The Annual Pierre du Bois Prize was awarded to Dr. Francesca Piana on the 13 of September 2013 for her thesis entitled, “Towards the International Refugee Regime. Humanitarianism in the Wake of the First World War” and supervised by Professor André Liebich.
This dissertation sheds new light on the stakeholders, circumstances, processes, and conjunctures that contributed to the establishment of international political and humanitarian actions on behalf of two groups of displaced persons, namely ex-prisoners of war and refugees, in the aftermath of the First World War. With the number of persons looking for a safe haven, the dire conditions they faced, and the difficulty of reintegrating them into the state-system, the period after the First World War represented a watershed not only in the history of forced displacements but also in world politics. Through extensive multi-archival and multi-lingual research, this dissertation examines the humanitarian operations that a large set of actors – namely governments, international organizations, non-governmental organizations, relief workers, and lawyers – undertook after the end of the hostilities. By examining the doctrines that these actors elaborated, the solutions they put forward, the practices and policies they adopted, and the networks and configurations they helped establish and within which they operated, this study finds that the actions on behalf of ex-prisoners of war and Russian, Greek, and Armenian refugees let to the incipient emergence of the international refugee regime in the 1920s.

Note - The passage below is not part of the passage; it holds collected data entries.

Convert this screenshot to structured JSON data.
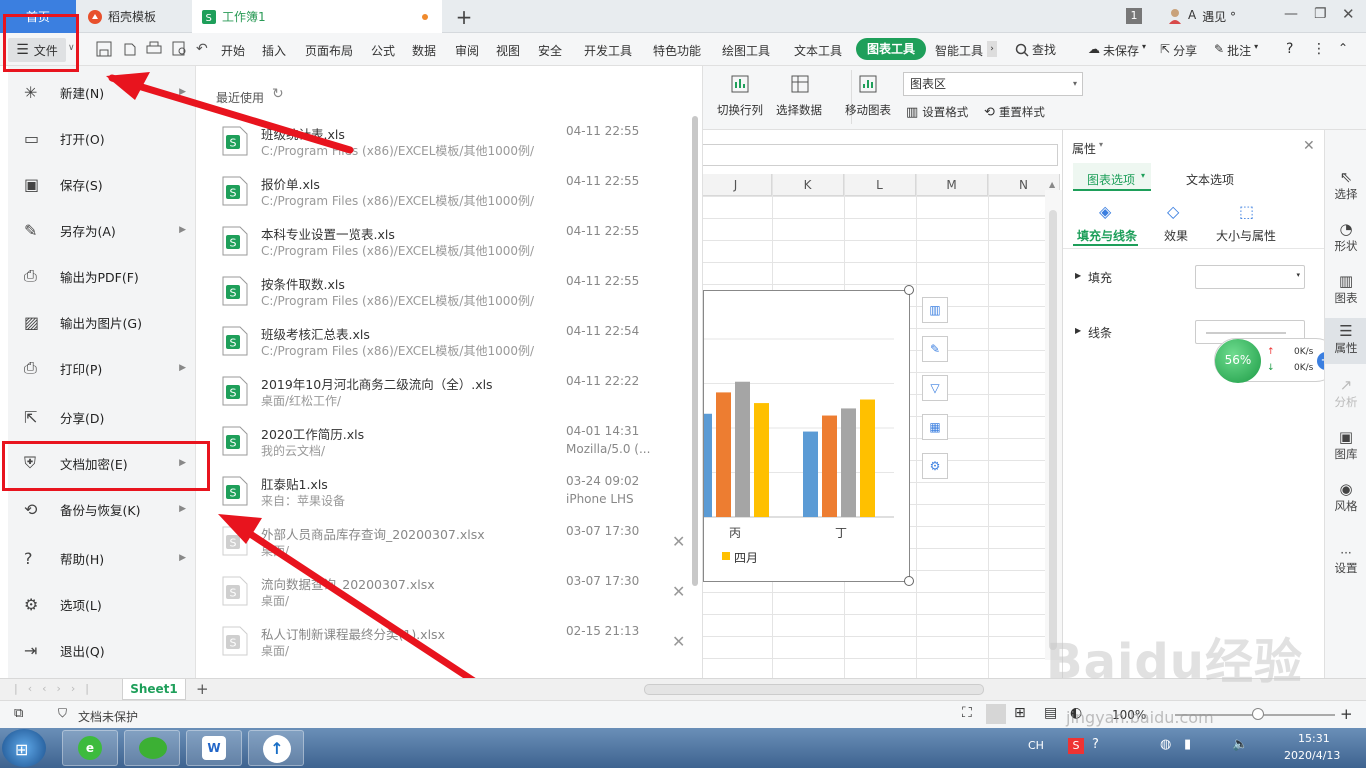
{
  "tabs": {
    "home": "首页",
    "daoke": "稻壳模板",
    "workbook": "工作簿1",
    "add": "+"
  },
  "titlebar_right": {
    "badge": "1",
    "user_letter": "A",
    "user": "遇见 °"
  },
  "menu": {
    "file": "文件",
    "items": [
      "开始",
      "插入",
      "页面布局",
      "公式",
      "数据",
      "审阅",
      "视图",
      "安全",
      "开发工具",
      "特色功能",
      "绘图工具",
      "文本工具"
    ],
    "chart_tools": "图表工具",
    "smart_tools": "智能工具",
    "search": "查找",
    "unsaved": "未保存",
    "share": "分享",
    "comment": "批注"
  },
  "ribbon": {
    "switch_rowcol": "切换行列",
    "select_data": "选择数据",
    "move_chart": "移动图表",
    "chart_area": "图表区",
    "set_format": "设置格式",
    "reset_style": "重置样式"
  },
  "columns": [
    "J",
    "K",
    "L",
    "M",
    "N"
  ],
  "chart_data": {
    "type": "bar",
    "categories": [
      "丙",
      "丁"
    ],
    "series": [
      {
        "name": "",
        "values": [
          58,
          48
        ]
      },
      {
        "name": "",
        "values": [
          70,
          57
        ]
      },
      {
        "name": "",
        "values": [
          76,
          61
        ]
      },
      {
        "name": "",
        "values": [
          64,
          66
        ]
      },
      {
        "name": "四月",
        "values": [
          null,
          null
        ]
      }
    ],
    "colors": [
      "#5b9bd5",
      "#ed7d31",
      "#a5a5a5",
      "#ffc000"
    ],
    "legend_visible": "四月",
    "ylim": [
      0,
      100
    ]
  },
  "props": {
    "title": "属性",
    "tab_chart": "图表选项",
    "tab_text": "文本选项",
    "sub_fill_line": "填充与线条",
    "sub_effect": "效果",
    "sub_size": "大小与属性",
    "fill": "填充",
    "line": "线条"
  },
  "sidebar": [
    "选择",
    "形状",
    "图表",
    "属性",
    "分析",
    "图库",
    "风格",
    "设置"
  ],
  "net_widget": {
    "percent": "56%",
    "up": "0K/s",
    "down": "0K/s"
  },
  "file_menu": {
    "items": [
      {
        "label": "新建(N)",
        "arrow": true
      },
      {
        "label": "打开(O)",
        "arrow": false
      },
      {
        "label": "保存(S)",
        "arrow": false
      },
      {
        "label": "另存为(A)",
        "arrow": true
      },
      {
        "label": "输出为PDF(F)",
        "arrow": false
      },
      {
        "label": "输出为图片(G)",
        "arrow": false
      },
      {
        "label": "打印(P)",
        "arrow": true
      },
      {
        "label": "分享(D)",
        "arrow": false
      },
      {
        "label": "文档加密(E)",
        "arrow": true
      },
      {
        "label": "备份与恢复(K)",
        "arrow": true
      },
      {
        "label": "帮助(H)",
        "arrow": true
      },
      {
        "label": "选项(L)",
        "arrow": false
      },
      {
        "label": "退出(Q)",
        "arrow": false
      }
    ]
  },
  "recent": {
    "header": "最近使用",
    "files": [
      {
        "name": "班级统计表.xls",
        "path": "C:/Program Files (x86)/EXCEL模板/其他1000例/",
        "date": "04-11 22:55",
        "extra": ""
      },
      {
        "name": "报价单.xls",
        "path": "C:/Program Files (x86)/EXCEL模板/其他1000例/",
        "date": "04-11 22:55",
        "extra": ""
      },
      {
        "name": "本科专业设置一览表.xls",
        "path": "C:/Program Files (x86)/EXCEL模板/其他1000例/",
        "date": "04-11 22:55",
        "extra": ""
      },
      {
        "name": "按条件取数.xls",
        "path": "C:/Program Files (x86)/EXCEL模板/其他1000例/",
        "date": "04-11 22:55",
        "extra": ""
      },
      {
        "name": "班级考核汇总表.xls",
        "path": "C:/Program Files (x86)/EXCEL模板/其他1000例/",
        "date": "04-11 22:54",
        "extra": ""
      },
      {
        "name": "2019年10月河北商务二级流向（全）.xls",
        "path": "桌面/红松工作/",
        "date": "04-11 22:22",
        "extra": ""
      },
      {
        "name": "2020工作简历.xls",
        "path": "我的云文档/",
        "date": "04-01 14:31",
        "extra": "Mozilla/5.0 (..."
      },
      {
        "name": "肛泰贴1.xls",
        "path": "来自：苹果设备",
        "date": "03-24 09:02",
        "extra": "iPhone LHS"
      },
      {
        "name": "外部人员商品库存查询_20200307.xlsx",
        "path": "桌面/",
        "date": "03-07 17:30",
        "extra": ""
      },
      {
        "name": "流向数据查询_20200307.xlsx",
        "path": "桌面/",
        "date": "03-07 17:30",
        "extra": ""
      },
      {
        "name": "私人订制新课程最终分类(1).xlsx",
        "path": "桌面/",
        "date": "02-15 21:13",
        "extra": ""
      }
    ]
  },
  "sheet_tab": "Sheet1",
  "status": {
    "protect": "文档未保护",
    "zoom": "100%"
  },
  "tray": {
    "lang": "CH",
    "time": "15:31",
    "date": "2020/4/13"
  },
  "watermark": {
    "brand": "Baidu经验",
    "url": "jingyan.baidu.com"
  }
}
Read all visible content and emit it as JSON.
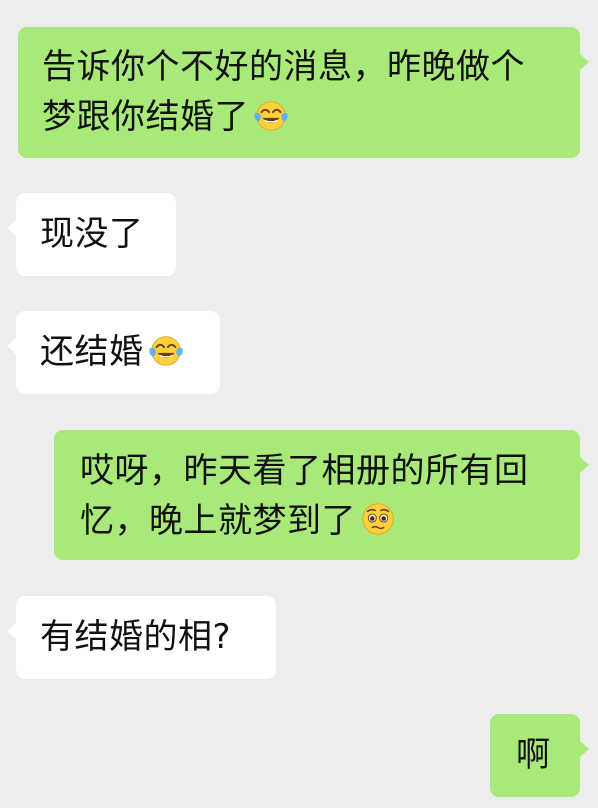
{
  "messages": [
    {
      "id": "m1",
      "side": "sent",
      "lines": [
        "告诉你个不好的消息，昨晚做个",
        "梦跟你结婚了"
      ],
      "emoji": "tears-of-joy-icon"
    },
    {
      "id": "m2",
      "side": "received",
      "lines": [
        "现没了"
      ],
      "emoji": null
    },
    {
      "id": "m3",
      "side": "received",
      "lines": [
        "还结婚"
      ],
      "emoji": "tears-of-joy-icon"
    },
    {
      "id": "m4",
      "side": "sent",
      "lines": [
        "哎呀，昨天看了相册的所有回",
        "忆，晚上就梦到了"
      ],
      "emoji": "pleading-face-icon"
    },
    {
      "id": "m5",
      "side": "received",
      "lines": [
        "有结婚的相?"
      ],
      "emoji": null
    },
    {
      "id": "m6",
      "side": "sent",
      "lines": [
        "啊"
      ],
      "emoji": null
    }
  ],
  "colors": {
    "background": "#ededed",
    "sent_bubble": "#a9e97a",
    "received_bubble": "#ffffff",
    "text": "#111111"
  }
}
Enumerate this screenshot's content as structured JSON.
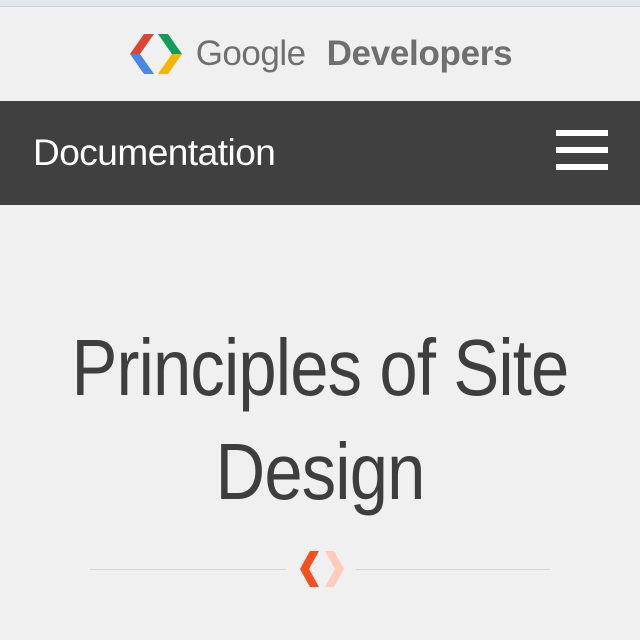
{
  "header": {
    "brand_google": "Google",
    "brand_developers": "Developers",
    "logo_icon": "google-developers-logo-icon"
  },
  "nav": {
    "title": "Documentation",
    "menu_icon": "hamburger-menu-icon"
  },
  "main": {
    "title": "Principles of Site Design",
    "divider_icon": "chevron-brackets-icon"
  },
  "colors": {
    "nav_background": "#404040",
    "page_background": "#f0f0f0",
    "title_text": "#3e3e3e",
    "logo_blue": "#4a86e8",
    "logo_red": "#db4437",
    "logo_green": "#0f9d58",
    "logo_yellow": "#f4b400",
    "accent_orange": "#f4511e",
    "accent_light": "#ffccbc"
  }
}
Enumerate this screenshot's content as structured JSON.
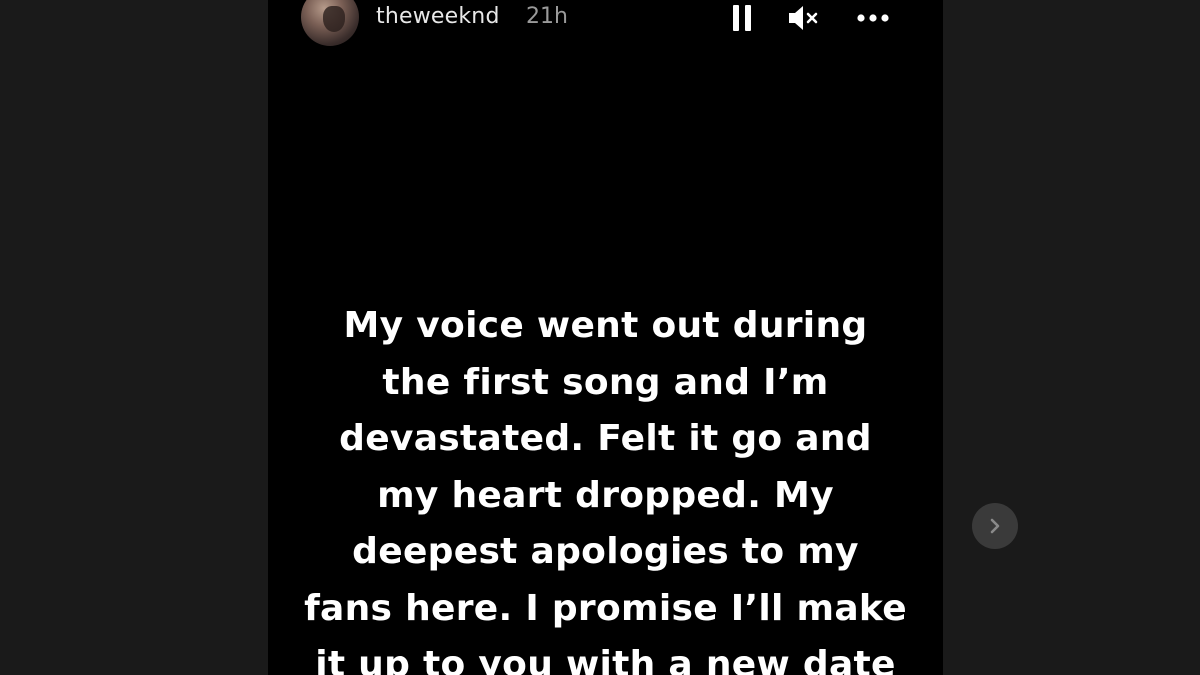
{
  "story": {
    "username": "theweeknd",
    "time_ago": "21h",
    "text_lines": [
      "My voice went out during",
      "the first song and I’m",
      "devastated. Felt it go and",
      "my heart dropped. My",
      "deepest apologies to my",
      "fans here. I promise I’ll make",
      "it up to you with a new date"
    ]
  },
  "controls": {
    "pause_icon": "pause-icon",
    "mute_icon": "muted-speaker-icon",
    "more_icon": "more-options-icon",
    "next_icon": "chevron-right-icon"
  },
  "colors": {
    "page_background": "#1a1a1a",
    "story_background": "#000000",
    "text": "#ffffff",
    "secondary_text": "#9a9a9a",
    "next_button": "#3a3a3a"
  }
}
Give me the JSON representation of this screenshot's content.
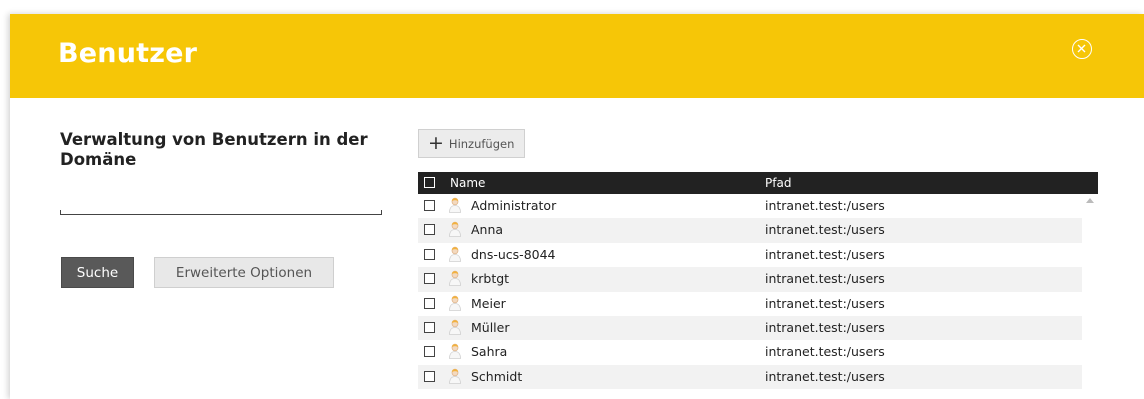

Considering contemporary debates about the challenges of migration on a global scale and the extent, limits, and future of humanitarianism, it seems that reassessing the innovations of the interwar period in terms of institutional responses to refugee flows and highlighting the intrinsic political drive of humanitarian action is central to an evaluation of the current international refugee regime.
The Pierre du Bois Prize is awarded annually to the best doctoral thesis in contemporary history written in the International History Department at the Graduate Institute for International and Development Studies in Geneva. It is worth 5000 CHF.